You can play the final sketch here. See the code here.

Some frustrations:

  • I had been using up until now because overall I found it easier to use, but I couldn’t figure out how to add HTML elements or CSS behind the scenes using their editor.

  • I ideally wanted to start and stop all the individual synth patterns when hitting the buttons (allowing them to loop when enabled until stopped, and restart when hit again), which should be possible?

  • I would have liked to add some rotary sliders/circular dials to add effects to each sound, which I think I now know how to do, as well as a way to fade out the volume rather than turn it off abruptly. But wasn’t able to get there by our class.

Day 391 @ ITP: The Code of Music

Assignment #3: Melody Sequencer

View the sketch here

Screen shot of the melody sequencer playing a pattern.

Screen shot of the melody sequencer playing a pattern.

For this project I decided to build off the 8-step drum sequencer example from class. I multiplied the number of squares by four, so there are 16 tracks and 32 steps. The result reminded me of one of my favorite toys/instruments, the Tenori-on, a grid-based sequencer which works like this sketch in its simplest mode.

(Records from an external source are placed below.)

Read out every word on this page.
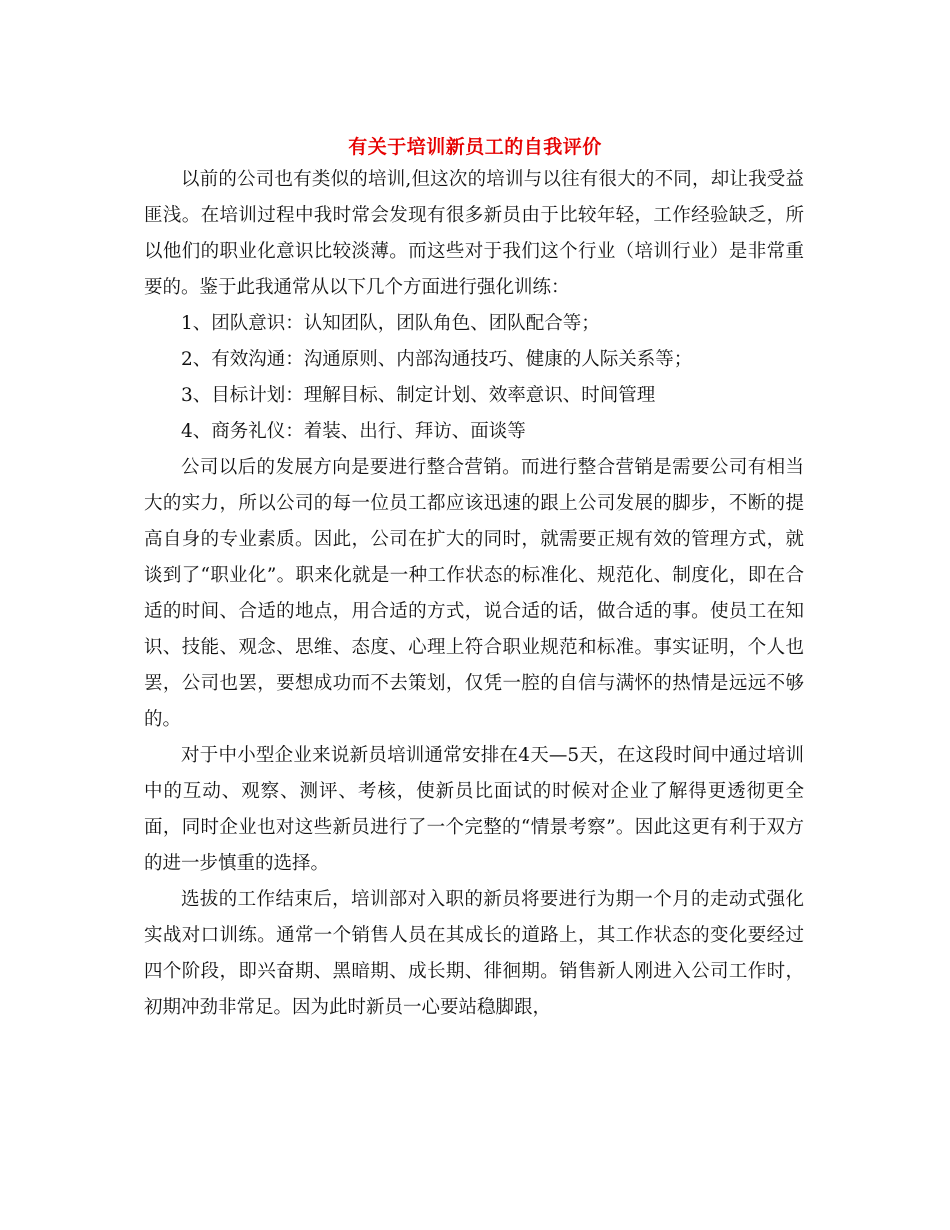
有关于培训新员工的自我评价

以前的公司也有类似的培训,但这次的培训与以往有很大的不同，却让我受益匪浅。在培训过程中我时常会发现有很多新员由于比较年轻，工作经验缺乏，所以他们的职业化意识比较淡薄。而这些对于我们这个行业（培训行业）是非常重要的。鉴于此我通常从以下几个方面进行强化训练：

1、团队意识：认知团队，团队角色、团队配合等；

2、有效沟通：沟通原则、内部沟通技巧、健康的人际关系等；

3、目标计划：理解目标、制定计划、效率意识、时间管理

4、商务礼仪：着装、出行、拜访、面谈等

公司以后的发展方向是要进行整合营销。而进行整合营销是需要公司有相当大的实力，所以公司的每一位员工都应该迅速的跟上公司发展的脚步，不断的提高自身的专业素质。因此，公司在扩大的同时，就需要正规有效的管理方式，就谈到了“职业化”。职来化就是一种工作状态的标准化、规范化、制度化，即在合适的时间、合适的地点，用合适的方式，说合适的话，做合适的事。使员工在知识、技能、观念、思维、态度、心理上符合职业规范和标准。事实证明，个人也罢，公司也罢，要想成功而不去策划，仅凭一腔的自信与满怀的热情是远远不够的。

对于中小型企业来说新员培训通常安排在4天—5天，在这段时间中通过培训中的互动、观察、测评、考核，使新员比面试的时候对企业了解得更透彻更全面，同时企业也对这些新员进行了一个完整的“情景考察”。因此这更有利于双方的进一步慎重的选择。

选拔的工作结束后，培训部对入职的新员将要进行为期一个月的走动式强化实战对口训练。通常一个销售人员在其成长的道路上，其工作状态的变化要经过四个阶段，即兴奋期、黑暗期、成长期、徘徊期。销售新人刚进入公司工作时，初期冲劲非常足。因为此时新员一心要站稳脚跟，
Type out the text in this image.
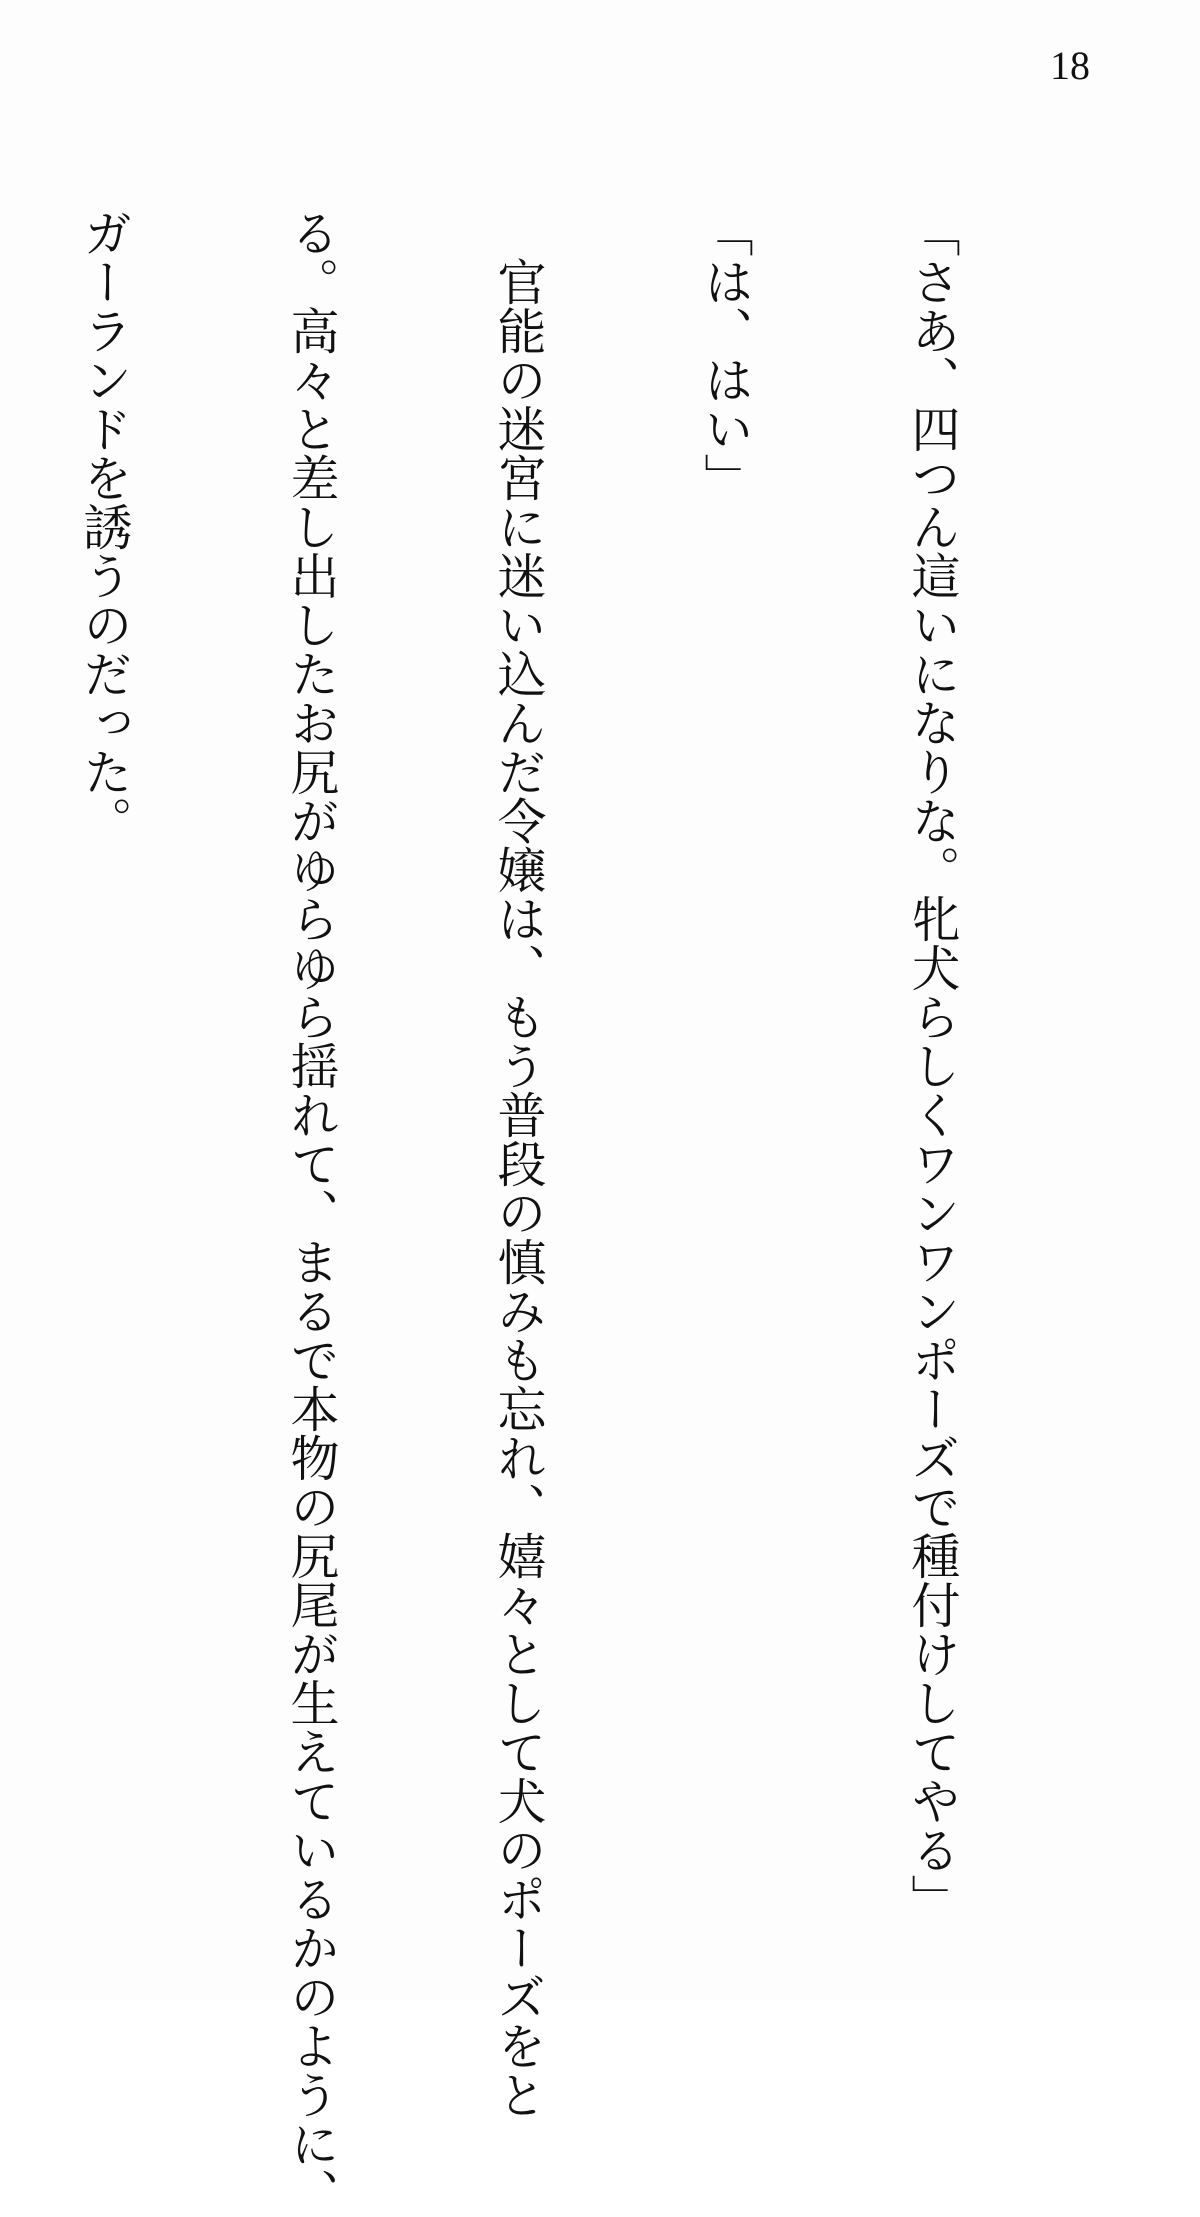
18

「さあ、四つん這いになりな。牝犬らしくワンワンポーズで種付けしてやる」

「は、はい」

　官能の迷宮に迷い込んだ令嬢は、もう普段の慎みも忘れ、嬉々として犬のポーズをと

る。高々と差し出したお尻がゆらゆら揺れて、まるで本物の尻尾が生えているかのように、

ガーランドを誘うのだった。
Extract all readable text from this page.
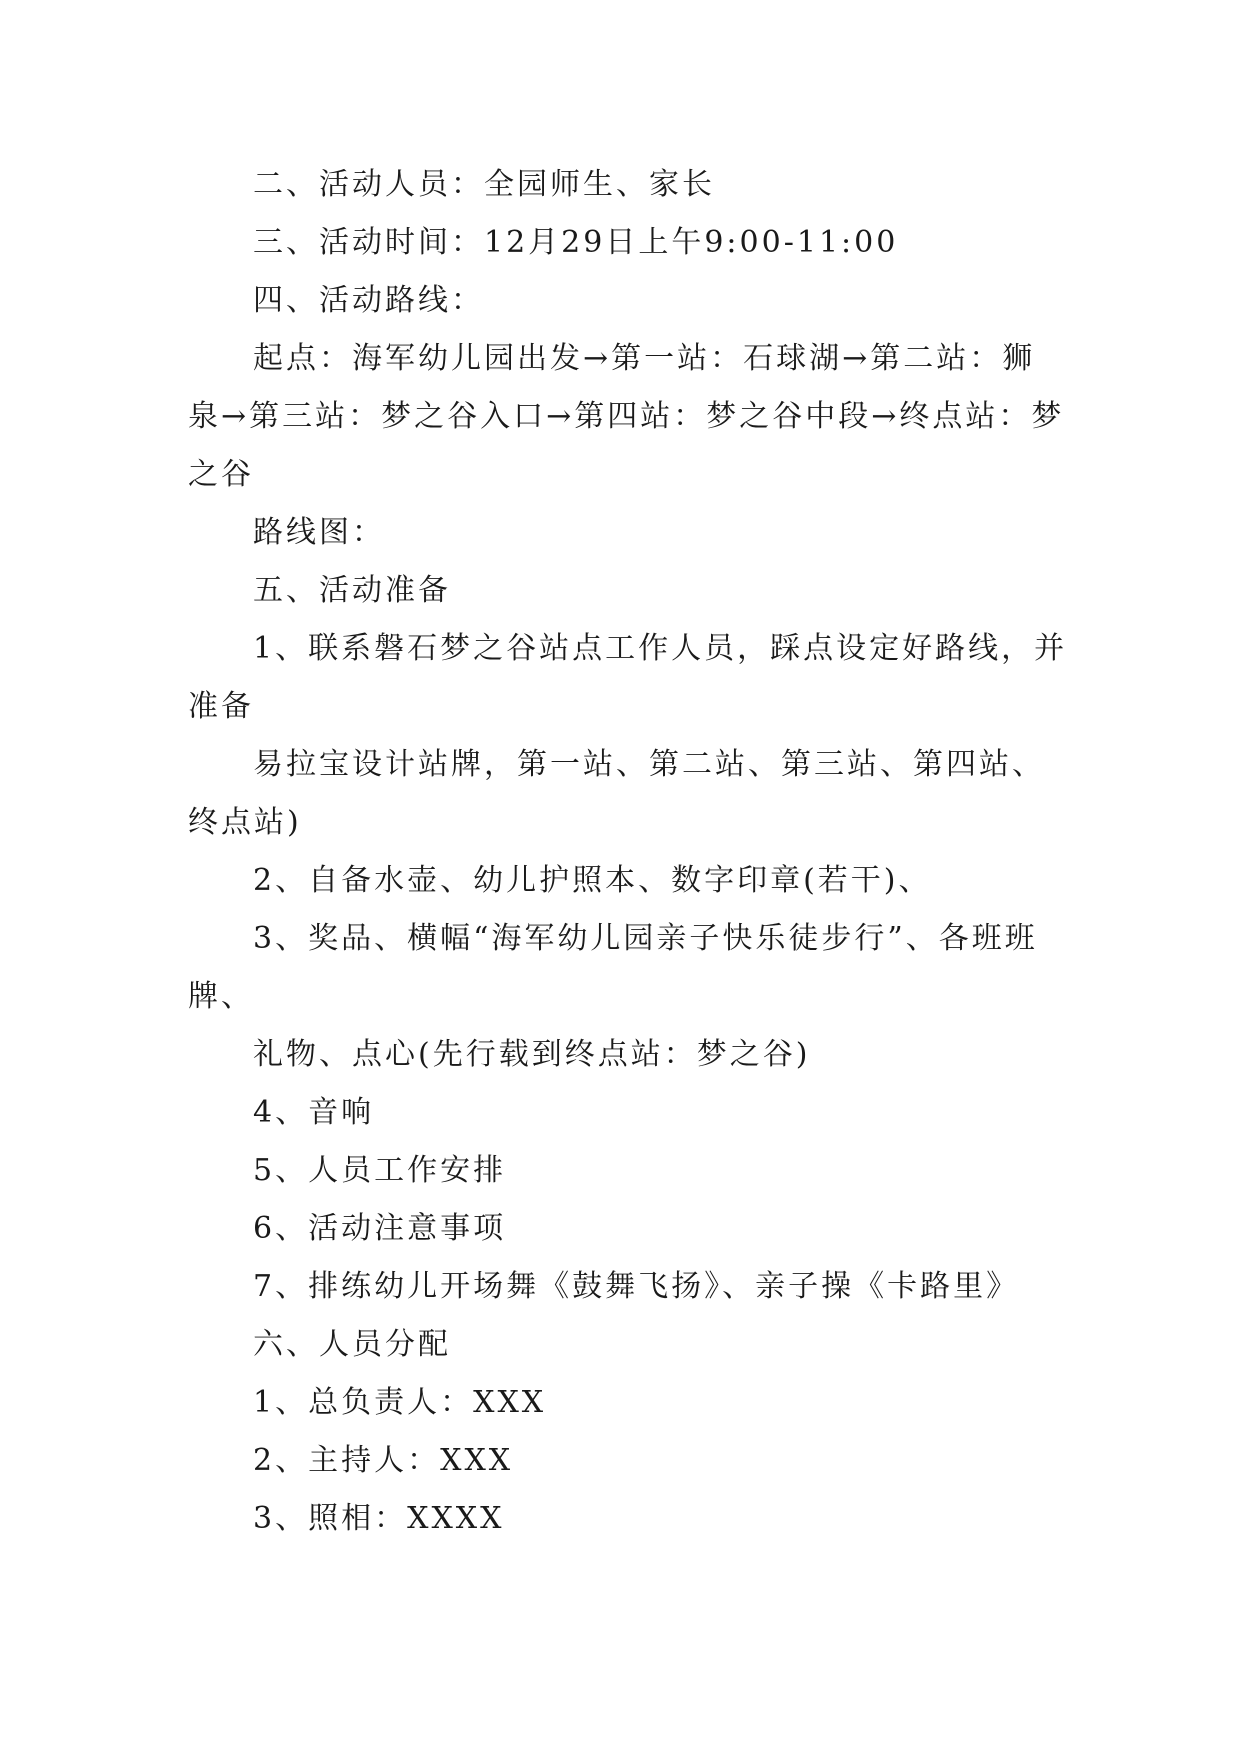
二、活动人员：全园师生、家长

三、活动时间：12月29日上午9:00-11:00

四、活动路线：

起点：海军幼儿园出发→第一站：石球湖→第二站：狮泉→第三站：梦之谷入口→第四站：梦之谷中段→终点站：梦之谷

路线图：

五、活动准备

1、联系磐石梦之谷站点工作人员，踩点设定好路线，并准备

易拉宝设计站牌，第一站、第二站、第三站、第四站、终点站)

2、自备水壶、幼儿护照本、数字印章(若干)、

3、奖品、横幅“海军幼儿园亲子快乐徒步行”、各班班牌、

礼物、点心(先行载到终点站：梦之谷)

4、音响

5、人员工作安排

6、活动注意事项

7、排练幼儿开场舞《鼓舞飞扬》、亲子操《卡路里》

六、人员分配

1、总负责人：XXX

2、主持人：XXX

3、照相：XXXX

I ended up using the notes C, E, G, and A in different octaves, so technically it is creating a “C7” chord. I like how having multiple instances of the same note gives the option to layer them on top of each other to create different timbres, as well as creating chords from the different notes. The chord is very simple, but I think it could be a nice start to a song, or a motif to enter in with. Ideally next I would add more high notes and different sounds, but I will stop here for this first experiment and keep that in mind for something more complex further down the line, with different instruments being introduced rather than only the piano sound.

One gripe while working on this was that somehow the volumes of my sounds changed drastically once I put them into the sketch, and also at times would glitch and sound like they were peaking, and at other times not. This can be seen slightly in the video below when it glitches as it reaches the highest note. I also wanted to have more color interaction, but wasn’t able to get different colors to show up with the different notes. I also attempted adding a slider to change the bpm, and a pitch shift effect, but neither worked. In the future I will attempt tricks like this again with some help.